Slowing U.S. Economy
Economic reports continue to point to a slowing U.S. economy, but the bulls show no signs of concern as the index trends remain bullish in stark contrast to the data. After the data-driven price volatility, the volume quickly declined into a choppy afternoon session, waiting for today’s Employment Situation report. With little on the earnings calendar, the job numbers will be the source of bullish or bearish inspiration as we slide into the weekend. Plan carefully and remember to take some profits because this extended market condition could bring sudden bear attacks, so avoid complacency.
Asian markets had a rough overnight session, wanting clarity on pandemic rules as the lockdowns continue. European markets trade slightly bearish this morning as they wait on the U.S. job data. With a very light day of earnings, all eyes will focus on the Employment Situation number out before the bell. The question is will it inspire the bulls or the bears? We will soon find out, so plan carefully and expect a shot of price volatility as we wrap up another trading week.
Economic Calendar
Economic Calendar
We have a light day on the Friday earnings calendar to wrap up the week. Notable reports include CBRL & GCO.
News & Technicals’
While the European Union has dubbed China as a “strategic rival” on different occasions, it is pursuing a different approach from the U.S. Data from Europe’s statistics office showed that China was the third largest buyer of European goods and the most important market for imported EU products in 2021. The importance of China as a market for Europe becomes even more relevant at a time when its economy is struggling from Russia’s invasion of Ukraine.
OPEC+, a group of 23 oil-producing nations led by Saudi Arabia and Russia, will convene on Sunday to decide on the next phase of production policy.
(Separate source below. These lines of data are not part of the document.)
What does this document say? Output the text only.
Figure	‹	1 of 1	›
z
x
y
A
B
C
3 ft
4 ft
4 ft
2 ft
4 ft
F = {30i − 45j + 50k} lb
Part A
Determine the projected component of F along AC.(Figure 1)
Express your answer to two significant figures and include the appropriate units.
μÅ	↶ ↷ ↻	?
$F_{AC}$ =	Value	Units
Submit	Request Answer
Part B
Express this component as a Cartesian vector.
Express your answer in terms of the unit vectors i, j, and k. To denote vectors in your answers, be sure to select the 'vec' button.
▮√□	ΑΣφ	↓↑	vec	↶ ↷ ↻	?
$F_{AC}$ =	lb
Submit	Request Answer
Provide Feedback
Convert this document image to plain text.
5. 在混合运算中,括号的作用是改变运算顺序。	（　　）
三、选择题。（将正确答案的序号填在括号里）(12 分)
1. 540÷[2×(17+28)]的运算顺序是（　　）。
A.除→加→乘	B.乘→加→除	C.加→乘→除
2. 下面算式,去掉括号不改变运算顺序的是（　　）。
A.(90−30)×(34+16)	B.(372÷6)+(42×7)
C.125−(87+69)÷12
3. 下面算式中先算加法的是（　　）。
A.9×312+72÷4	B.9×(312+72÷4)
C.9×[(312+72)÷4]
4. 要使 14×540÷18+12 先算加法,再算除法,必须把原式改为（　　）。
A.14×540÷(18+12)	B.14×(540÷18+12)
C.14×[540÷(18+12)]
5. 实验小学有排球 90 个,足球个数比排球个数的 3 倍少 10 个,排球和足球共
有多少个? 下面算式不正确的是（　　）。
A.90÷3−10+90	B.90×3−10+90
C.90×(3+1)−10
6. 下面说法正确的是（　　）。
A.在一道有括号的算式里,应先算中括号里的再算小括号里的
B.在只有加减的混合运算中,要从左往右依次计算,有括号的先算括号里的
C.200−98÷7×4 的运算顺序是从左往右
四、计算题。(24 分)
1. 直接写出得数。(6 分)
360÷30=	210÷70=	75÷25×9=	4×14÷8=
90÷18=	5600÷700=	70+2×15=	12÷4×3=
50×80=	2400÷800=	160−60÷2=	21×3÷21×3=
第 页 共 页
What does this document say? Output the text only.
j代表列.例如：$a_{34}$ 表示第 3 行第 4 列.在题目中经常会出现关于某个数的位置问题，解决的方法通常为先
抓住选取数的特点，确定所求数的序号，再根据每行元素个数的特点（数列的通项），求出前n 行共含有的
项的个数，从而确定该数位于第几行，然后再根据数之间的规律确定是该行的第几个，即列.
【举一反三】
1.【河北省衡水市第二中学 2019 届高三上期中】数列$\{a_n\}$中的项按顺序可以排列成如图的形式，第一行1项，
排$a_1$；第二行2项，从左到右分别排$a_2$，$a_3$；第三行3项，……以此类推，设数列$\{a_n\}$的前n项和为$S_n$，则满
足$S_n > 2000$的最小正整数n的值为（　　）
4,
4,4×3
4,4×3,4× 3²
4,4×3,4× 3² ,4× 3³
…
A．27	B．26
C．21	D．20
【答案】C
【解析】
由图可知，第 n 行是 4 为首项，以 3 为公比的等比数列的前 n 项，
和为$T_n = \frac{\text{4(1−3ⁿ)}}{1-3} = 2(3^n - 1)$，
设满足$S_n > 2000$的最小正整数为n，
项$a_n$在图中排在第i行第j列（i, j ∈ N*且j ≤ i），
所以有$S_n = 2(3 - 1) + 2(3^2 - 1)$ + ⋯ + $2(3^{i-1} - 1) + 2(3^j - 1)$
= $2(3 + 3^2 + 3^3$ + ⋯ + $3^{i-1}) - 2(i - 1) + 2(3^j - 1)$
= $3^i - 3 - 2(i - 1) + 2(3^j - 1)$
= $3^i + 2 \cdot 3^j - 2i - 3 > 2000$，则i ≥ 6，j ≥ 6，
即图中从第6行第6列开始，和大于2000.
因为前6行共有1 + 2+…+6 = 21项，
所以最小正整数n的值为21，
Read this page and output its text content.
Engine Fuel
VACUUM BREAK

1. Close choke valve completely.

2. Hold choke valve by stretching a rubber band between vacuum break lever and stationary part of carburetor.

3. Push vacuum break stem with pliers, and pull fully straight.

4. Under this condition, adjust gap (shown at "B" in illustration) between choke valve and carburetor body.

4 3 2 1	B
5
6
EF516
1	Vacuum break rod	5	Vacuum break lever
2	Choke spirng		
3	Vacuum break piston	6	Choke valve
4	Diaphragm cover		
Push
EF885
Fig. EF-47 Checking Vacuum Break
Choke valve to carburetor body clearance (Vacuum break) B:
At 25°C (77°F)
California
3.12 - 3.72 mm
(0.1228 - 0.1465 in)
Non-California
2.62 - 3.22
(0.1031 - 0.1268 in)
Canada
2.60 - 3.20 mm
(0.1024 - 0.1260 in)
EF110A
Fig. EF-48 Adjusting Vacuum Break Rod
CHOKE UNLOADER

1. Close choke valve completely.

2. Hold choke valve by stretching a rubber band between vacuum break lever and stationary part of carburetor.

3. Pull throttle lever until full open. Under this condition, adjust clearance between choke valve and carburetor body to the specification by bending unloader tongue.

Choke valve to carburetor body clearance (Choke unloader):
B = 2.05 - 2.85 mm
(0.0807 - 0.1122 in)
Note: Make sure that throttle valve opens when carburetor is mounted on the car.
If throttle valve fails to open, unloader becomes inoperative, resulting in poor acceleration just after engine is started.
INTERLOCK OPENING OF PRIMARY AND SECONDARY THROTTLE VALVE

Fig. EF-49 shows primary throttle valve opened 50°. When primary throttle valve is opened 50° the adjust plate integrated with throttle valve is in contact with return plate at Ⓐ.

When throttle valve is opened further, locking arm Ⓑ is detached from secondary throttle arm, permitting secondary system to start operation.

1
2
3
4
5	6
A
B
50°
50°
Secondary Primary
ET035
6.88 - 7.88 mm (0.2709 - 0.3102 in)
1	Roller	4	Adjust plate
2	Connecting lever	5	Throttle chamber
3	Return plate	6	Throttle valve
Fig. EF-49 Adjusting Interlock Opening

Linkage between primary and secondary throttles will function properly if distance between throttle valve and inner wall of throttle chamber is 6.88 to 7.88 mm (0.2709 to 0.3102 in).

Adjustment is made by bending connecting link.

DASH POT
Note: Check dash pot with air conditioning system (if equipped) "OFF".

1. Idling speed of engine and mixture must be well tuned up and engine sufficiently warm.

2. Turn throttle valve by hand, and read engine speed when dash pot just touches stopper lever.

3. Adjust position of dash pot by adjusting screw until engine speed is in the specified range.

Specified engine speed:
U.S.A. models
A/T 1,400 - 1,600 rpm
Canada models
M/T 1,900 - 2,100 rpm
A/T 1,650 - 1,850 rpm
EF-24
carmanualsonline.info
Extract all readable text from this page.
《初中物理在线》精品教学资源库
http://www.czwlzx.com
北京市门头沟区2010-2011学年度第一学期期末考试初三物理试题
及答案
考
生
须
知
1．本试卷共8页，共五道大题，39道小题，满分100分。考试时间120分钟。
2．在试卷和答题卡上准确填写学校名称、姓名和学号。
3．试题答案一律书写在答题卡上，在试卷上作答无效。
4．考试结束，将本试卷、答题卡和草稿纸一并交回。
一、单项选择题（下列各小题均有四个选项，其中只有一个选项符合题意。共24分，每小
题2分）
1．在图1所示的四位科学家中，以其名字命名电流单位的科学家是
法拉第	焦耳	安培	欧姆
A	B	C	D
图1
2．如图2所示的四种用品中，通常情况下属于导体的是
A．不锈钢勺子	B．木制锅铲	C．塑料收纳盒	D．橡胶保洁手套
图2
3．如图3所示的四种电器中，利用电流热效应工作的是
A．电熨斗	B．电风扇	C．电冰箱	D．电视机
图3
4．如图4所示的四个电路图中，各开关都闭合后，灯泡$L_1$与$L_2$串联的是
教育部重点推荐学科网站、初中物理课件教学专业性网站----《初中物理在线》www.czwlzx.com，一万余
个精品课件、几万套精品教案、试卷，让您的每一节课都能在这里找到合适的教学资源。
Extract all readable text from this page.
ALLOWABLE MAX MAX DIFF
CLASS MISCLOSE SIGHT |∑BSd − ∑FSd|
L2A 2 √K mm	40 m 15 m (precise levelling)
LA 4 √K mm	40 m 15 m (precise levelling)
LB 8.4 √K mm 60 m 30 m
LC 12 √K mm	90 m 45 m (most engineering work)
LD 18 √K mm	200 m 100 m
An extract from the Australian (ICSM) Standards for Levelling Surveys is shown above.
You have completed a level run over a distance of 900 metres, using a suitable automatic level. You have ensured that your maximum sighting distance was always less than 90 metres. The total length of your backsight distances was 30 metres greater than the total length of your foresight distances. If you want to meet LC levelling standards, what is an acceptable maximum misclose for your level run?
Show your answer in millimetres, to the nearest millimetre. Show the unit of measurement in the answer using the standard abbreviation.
The highly anticipated meeting comes ahead of potentially disruptive sanctions on Russian oil, weakening crude demand in China, and mounting fears of a recession. However, RBC Capital Market’s Helima Croft said there was no expectation of a production increase from the upcoming OPEC+ meeting and a “significant chance” of a deeper output cut.
The Senate passed legislation that would force a tentative rail labor agreement and thwart a national strike. A separate vote on adding seven days of paid sick leave to the agreement failed. The legislation now goes to President Joe Biden, who urged Congress to move quickly on its passage.
Economic data continued to roll in, indicating a slowing U.S. economy, and although we saw some selling, the index trends remained bullish in another light volume session. However, as we slide into the weekend, we could get a spark of inspiration today from the Employment Situation numbers. Once again, the T2122 indicator is signaling a short-term overbought condition, but despite so many parabolic-looking charts, we still have no sign the bulls are ready to stop. That said, stick with the trend but be careful not to overtrade, watching for a bearish attack that could begin any time. Remember to take some profit along the way and enjoy the ride as long as it lasts.